Their words have since found an echo in the cabinet too. Last week, when it met to take stock of home ministry-suggested amendments to the Indian Penal Code—mostly in the nature of holding the community responsible for honour killings—the ministers were divided. Senior ones like Kamal Nath, Kapil Sibal and M.S. Gill cautioned others on the need to tread carefully as this was not a legal issue only but one that dealt with tradition. Incidentally, most cases of honour killings have come from the Jat/Gujjar belt—they constitute a formidable front and can tip the fortunes of any political party. So what the ministers were actually saying was: don’t rock the boat. As luck would have it, the matter was referred to a Group of Ministers—from where it is unlikely that a decision will emerge anytime in the near future.

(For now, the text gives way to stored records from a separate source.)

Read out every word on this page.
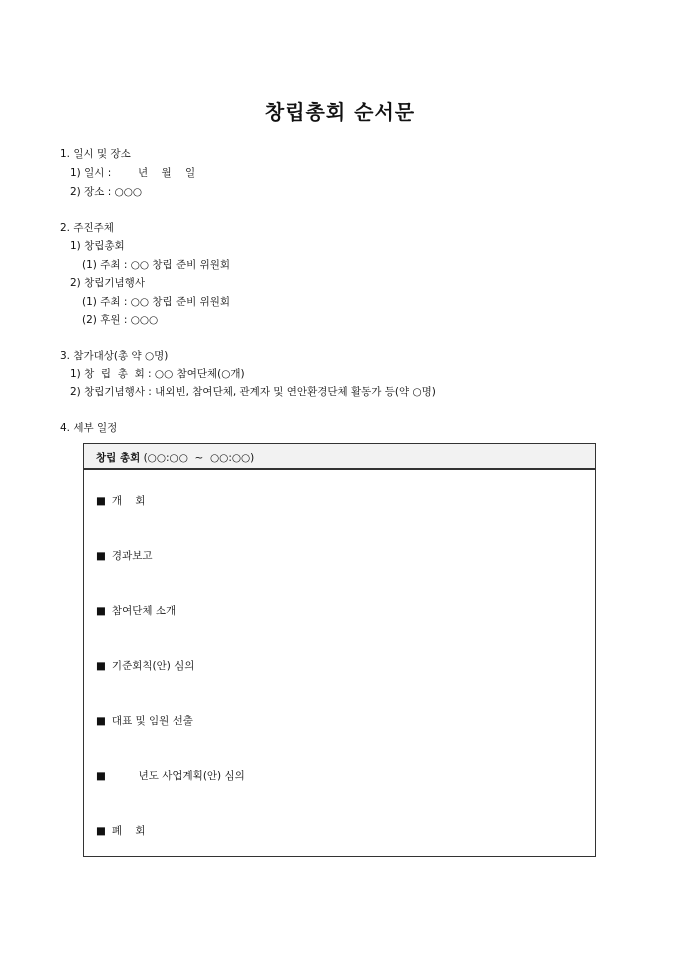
창립총회 순서문
1. 일시 및 장소
1) 일시 :        년    월    일
2) 장소 : ○○○
2. 주진주체
1) 창립총회
(1) 주최 : ○○ 창립 준비 위원회
2) 창립기념행사
(1) 주최 : ○○ 창립 준비 위원회
(2) 후원 : ○○○
3. 참가대상(총 약 ○명)
1) 창  립  총  회 : ○○ 참여단체(○개)
2) 창립기념행사 : 내외빈, 참여단체, 관계자 및 연안환경단체 활동가 등(약 ○명)
4. 세부 일정
창립 총회 (○○:○○  ~  ○○:○○)
■ 개    회
■ 경과보고
■ 참여단체 소개
■ 기준회칙(안) 심의
■ 대표 및 임원 선출
■        년도 사업계획(안) 심의
■ 폐    회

But what did the ministers actually say? Well, hrd minister Kapil Sibal expressed doubts on the amendments proposed by the home ministry as he did not see them solving the problem. His point, say sources, was that the khaps in themselves were not delivering the death sentence but in censuring the marriages, only creating conditions for families to disassociate themselves from the young couple. So, to strike at the problem, would it be in the fitness of things to charge the entire khap for abetment to murder? However, he admitted, after the murders, khap panchayats are known to extol the virtues of a family that had avenged its honour, which should count as an offence. Clearly, no clear solutions were coming on this front.

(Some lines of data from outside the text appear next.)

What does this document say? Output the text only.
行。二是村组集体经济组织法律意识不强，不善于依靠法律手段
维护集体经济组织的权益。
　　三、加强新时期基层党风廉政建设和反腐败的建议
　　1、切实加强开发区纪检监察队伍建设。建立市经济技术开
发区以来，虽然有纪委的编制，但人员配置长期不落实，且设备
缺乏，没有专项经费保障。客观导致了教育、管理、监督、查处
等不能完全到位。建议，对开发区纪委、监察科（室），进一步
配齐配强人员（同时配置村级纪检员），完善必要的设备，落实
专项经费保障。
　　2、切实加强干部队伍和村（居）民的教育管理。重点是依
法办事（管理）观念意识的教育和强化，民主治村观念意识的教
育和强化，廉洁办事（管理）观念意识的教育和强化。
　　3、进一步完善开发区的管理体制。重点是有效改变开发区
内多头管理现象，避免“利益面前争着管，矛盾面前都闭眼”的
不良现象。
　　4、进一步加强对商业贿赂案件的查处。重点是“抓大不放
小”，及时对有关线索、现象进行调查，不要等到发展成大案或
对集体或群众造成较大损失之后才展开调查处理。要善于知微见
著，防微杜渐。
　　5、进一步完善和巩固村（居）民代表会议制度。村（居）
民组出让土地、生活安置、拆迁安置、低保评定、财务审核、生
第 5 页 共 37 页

Sibal was quickly joined by M.S. Gill who said that states with a sizeable population of Jats and Gujjars must be consulted before a decision was arrived at. Also, as the issue was linked to tradition, it required more than just a legal solution. Gill said that laws should be simplified so that matters could be dealt with at the local police level.
While Gill seemed to hint at a community backlash if hasty steps were taken to rein in the khaps, Kamal Nath cautioned colleagues on the need for clear laws on the subject. He said it was for the home ministry to take the steps required to check the killings. “There is no way one cannot condemn the killings,” he said.
The rumblings within the cabinet has left academic Prem Chowdhry, a Jat herself, deeply worried. She feels the cabinet has betrayed the sentiments of all women by not acting. She says the khaps are part of a society where individuals take action on the basis of an ideology that the khap exhorts people to follow. “The khaps claim they are the supreme constitution...so they can actually give an order to stop the killings. They haven’t said a word to either condemn the act or criticise any family that has killed in the name of honour.”
Within the community, Prem’s views, of course, are in a minority. Ghatwala khap (in neighbouring Haryana) head Baljit Singh Mallik says allowing such marriages means saying yes to incest. Mallik and his ilk are going to descend on the prime minister’s house on July 21 to press upon him the importance of amending the Hindu Marriage Act, 1955, to include a proviso—a ban on same-gotra marriages. Mallik even goes on to suggest that the Constitution is also an expression of traditions and customs and must reflect that! He goes quiet though when asked why khap panchayats have not condemned the killings or issued orders to stop them, instead of valorising family members.
So it’s a dead end. The killings are expected to continue for young love, same-gotra marriages certainly won’t be stopped by legislation or social bullying. And till the GoM takes a call, the government won’t bring in a law that gives couples protection and reins in the khaps.